Brandy juga makan dengan ku. Dia terlihat normal di seberang meja sana, melahap makanannya selayaknya Adam. Ketika si pramusaji bermaksud menyajikan wine, Brandy tidak mengizinkan si pramusaji untuk menuang wine tersebut ke gelasku. Brandy memesan dua Mocktail untukku dan dirinya.
Setelah selesai makan dan mocktail bersama disert telah tersaji di meja. Aku kembali mengajukan pertanyaan "Kenapa aku ? Kenapa kau mendekatiku, menjadi pacarku, lalu menyeret ku ke dalam pembunuhan yang kau lakukan"

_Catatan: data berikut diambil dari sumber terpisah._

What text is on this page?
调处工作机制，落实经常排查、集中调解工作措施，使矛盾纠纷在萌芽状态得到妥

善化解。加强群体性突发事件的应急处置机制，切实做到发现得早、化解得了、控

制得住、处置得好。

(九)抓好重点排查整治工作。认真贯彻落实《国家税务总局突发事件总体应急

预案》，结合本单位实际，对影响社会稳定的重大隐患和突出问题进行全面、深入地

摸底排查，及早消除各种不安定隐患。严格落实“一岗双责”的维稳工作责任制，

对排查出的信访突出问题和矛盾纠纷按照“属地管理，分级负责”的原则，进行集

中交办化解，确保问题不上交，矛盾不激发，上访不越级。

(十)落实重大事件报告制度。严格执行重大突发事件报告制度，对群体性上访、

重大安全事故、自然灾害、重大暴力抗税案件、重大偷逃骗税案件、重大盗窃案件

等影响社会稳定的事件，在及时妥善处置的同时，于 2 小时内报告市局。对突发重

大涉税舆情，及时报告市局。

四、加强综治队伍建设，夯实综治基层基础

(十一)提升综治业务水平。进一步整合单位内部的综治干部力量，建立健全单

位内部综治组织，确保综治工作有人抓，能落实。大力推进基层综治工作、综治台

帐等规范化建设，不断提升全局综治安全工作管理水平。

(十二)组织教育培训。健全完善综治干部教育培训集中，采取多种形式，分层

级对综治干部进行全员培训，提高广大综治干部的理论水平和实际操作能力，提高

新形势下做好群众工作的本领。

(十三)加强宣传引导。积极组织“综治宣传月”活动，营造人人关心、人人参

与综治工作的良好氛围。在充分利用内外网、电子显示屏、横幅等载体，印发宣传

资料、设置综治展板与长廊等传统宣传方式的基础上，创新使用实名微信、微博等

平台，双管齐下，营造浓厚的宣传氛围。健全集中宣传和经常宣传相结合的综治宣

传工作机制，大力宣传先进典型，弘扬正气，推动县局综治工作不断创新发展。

Kepalanya meneling ke samping. Dia memangku pipinya dengan tangan terkepal. Dia mengaduk Mocktail pannaple miliknya "Yang jelas bukan karena aku mencintaimu atau peduli pada mu" ujung matanya melihatku
Aku tidak bisa menyembunyikan reaksi marah dan kecewa. Tanganku mengepal di atas meja dan rahangku tertarik, bergelatak
"Semua yang kulakukan selalu dengan rencana yang matang. Dengan perhitungan" Dia berhenti memangku tangan, dia duduk lebih tegak "Aku mendekatimu karena kau akan mendatangkan keuntungan buatku, kau itu investasiku Kinar"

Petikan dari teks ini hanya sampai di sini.